Wanneer een zwart kanten bh, pikante lingerie, hoge laarzen en korte rokken noodzakelijk waren voor de voortplanting, dan was het wel zo, volgens Darwin, dat we die ontwikkeld hadden, of we hadden - indien in de natuurlijke omgeving deze accessoires niet aanwezig zijn - het esthetisch genoegen dat we eraan beleven uit onze geest gebannen, als noodzaak. Dat is allemaal niet gebeurd. Integendeel. We hebben ze juist ontwikkeld.
Kleren dienen om te beschermen, maar tegelijkertijd dient kleding voor de stoffering van onze geest. Vrouwenkleren leggen de nadruk op de weerloosheid van de vrouw. Netkousen heten niet voor niets netkousen - ze refereren aan het net waarin wij, mannen, ze gevangen willen houden. Een mooie bh legt de nadruk op de tieten, maar is ook een netvorm. De hoge hakken zorgen ervoor dat een vrouw niet weg kan lopen. Dat is ook de functie van een strakke rok.
Hoe strakker de kleding, hoe meer gevangen de vrouw is.
Mannenkleren zijn het tegenovergestelde, maar wel met hetzelfde doel ontworpen: stoffering voor de geest. Mannenkleren zijn makkelijk. Vooral militaire kleren, uniformen dus - door vrouwen zeer begeerlijk gevonden - zijn helemaal ontworpen voor de strijd. Uniformen zorgen er ook voor dat elke man hetzelfde lijkt. Brede schouders, smalle heupen, forse kont. Hij is de jager.

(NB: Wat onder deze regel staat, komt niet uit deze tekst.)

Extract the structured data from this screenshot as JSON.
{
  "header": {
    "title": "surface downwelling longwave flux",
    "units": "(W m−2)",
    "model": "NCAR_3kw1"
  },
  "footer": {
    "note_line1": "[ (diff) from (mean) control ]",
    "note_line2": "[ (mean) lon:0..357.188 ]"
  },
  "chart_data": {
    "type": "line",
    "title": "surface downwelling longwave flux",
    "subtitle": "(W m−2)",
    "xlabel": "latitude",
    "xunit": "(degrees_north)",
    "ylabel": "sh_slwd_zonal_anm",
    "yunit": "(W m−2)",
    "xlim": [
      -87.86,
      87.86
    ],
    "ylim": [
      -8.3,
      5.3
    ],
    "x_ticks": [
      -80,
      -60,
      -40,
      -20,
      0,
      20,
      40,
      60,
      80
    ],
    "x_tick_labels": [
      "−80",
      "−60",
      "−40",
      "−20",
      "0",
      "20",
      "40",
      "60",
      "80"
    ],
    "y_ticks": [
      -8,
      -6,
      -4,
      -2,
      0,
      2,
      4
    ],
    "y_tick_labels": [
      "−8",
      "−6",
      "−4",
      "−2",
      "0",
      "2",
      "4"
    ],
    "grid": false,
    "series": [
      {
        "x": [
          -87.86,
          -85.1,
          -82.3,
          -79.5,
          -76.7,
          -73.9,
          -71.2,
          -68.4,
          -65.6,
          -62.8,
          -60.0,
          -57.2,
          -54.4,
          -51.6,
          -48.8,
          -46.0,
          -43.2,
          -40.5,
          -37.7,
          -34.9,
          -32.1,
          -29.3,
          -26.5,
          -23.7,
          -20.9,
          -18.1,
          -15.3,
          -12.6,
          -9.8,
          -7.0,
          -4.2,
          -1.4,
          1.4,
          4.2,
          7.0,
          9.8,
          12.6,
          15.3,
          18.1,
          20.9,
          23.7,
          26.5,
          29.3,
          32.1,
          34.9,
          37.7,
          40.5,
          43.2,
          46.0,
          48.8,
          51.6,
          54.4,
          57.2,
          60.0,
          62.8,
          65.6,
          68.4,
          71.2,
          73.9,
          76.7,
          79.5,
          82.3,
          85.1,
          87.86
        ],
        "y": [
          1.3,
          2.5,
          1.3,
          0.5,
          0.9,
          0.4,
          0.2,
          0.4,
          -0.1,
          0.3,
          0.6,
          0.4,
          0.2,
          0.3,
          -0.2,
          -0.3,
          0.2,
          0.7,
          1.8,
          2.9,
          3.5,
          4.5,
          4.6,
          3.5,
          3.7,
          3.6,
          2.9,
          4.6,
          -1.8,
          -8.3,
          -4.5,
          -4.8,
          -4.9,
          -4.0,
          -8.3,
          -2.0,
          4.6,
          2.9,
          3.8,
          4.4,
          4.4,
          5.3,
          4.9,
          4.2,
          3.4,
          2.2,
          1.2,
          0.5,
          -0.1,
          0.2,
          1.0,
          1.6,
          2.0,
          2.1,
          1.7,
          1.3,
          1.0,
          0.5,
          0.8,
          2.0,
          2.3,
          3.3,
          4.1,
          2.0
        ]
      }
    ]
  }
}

Daarom verschillen vrouwenkleren van mannen.
Mannen die vrouwenkleren dragen willen weerloos zijn.
Hoe sterker vrouwen worden, hoe meer broeken ze zullen dragen. ‘Die heeft de broek aan’, is niet voor niks in het Nederlands een uitdrukking voor een stoere vrouw.
Er is uiteraard de theorie dat vrouwenkleren de aantrekkelijkheid van de vrouw dienen te bevorderen.
Maar wat is ‘aantrekkelijk’? Dat verschilt per groep, per klasse zelfs. De vrouw uit het Gooi wil aantrekkelijk bevonden worden door een andere groep dan de vrouw in de Jordaan in Amsterdam. Ze zal derhalve andere kleren dragen.
Interessant is Het Omhooggevallen Stuk. Je kent ze wel, mooie meisjes die een man in goeden doen treffen. Ze komen met zijn kring in aanraking - andere patjepejers - en opeens gaan ze hun kleding veranderen. Het worden secretaresses - chic pakje, iets lagere rok; anoniem ten opzichte van andere vrouwen in die groep die er net zo uitzien. Ze verliezen hun wil zich te onderscheiden met hun kleding.
Mannen zijn bijna altijd kuddedieren en willen nog steeds (denk aan de jacht) opgaan in hun omgeving.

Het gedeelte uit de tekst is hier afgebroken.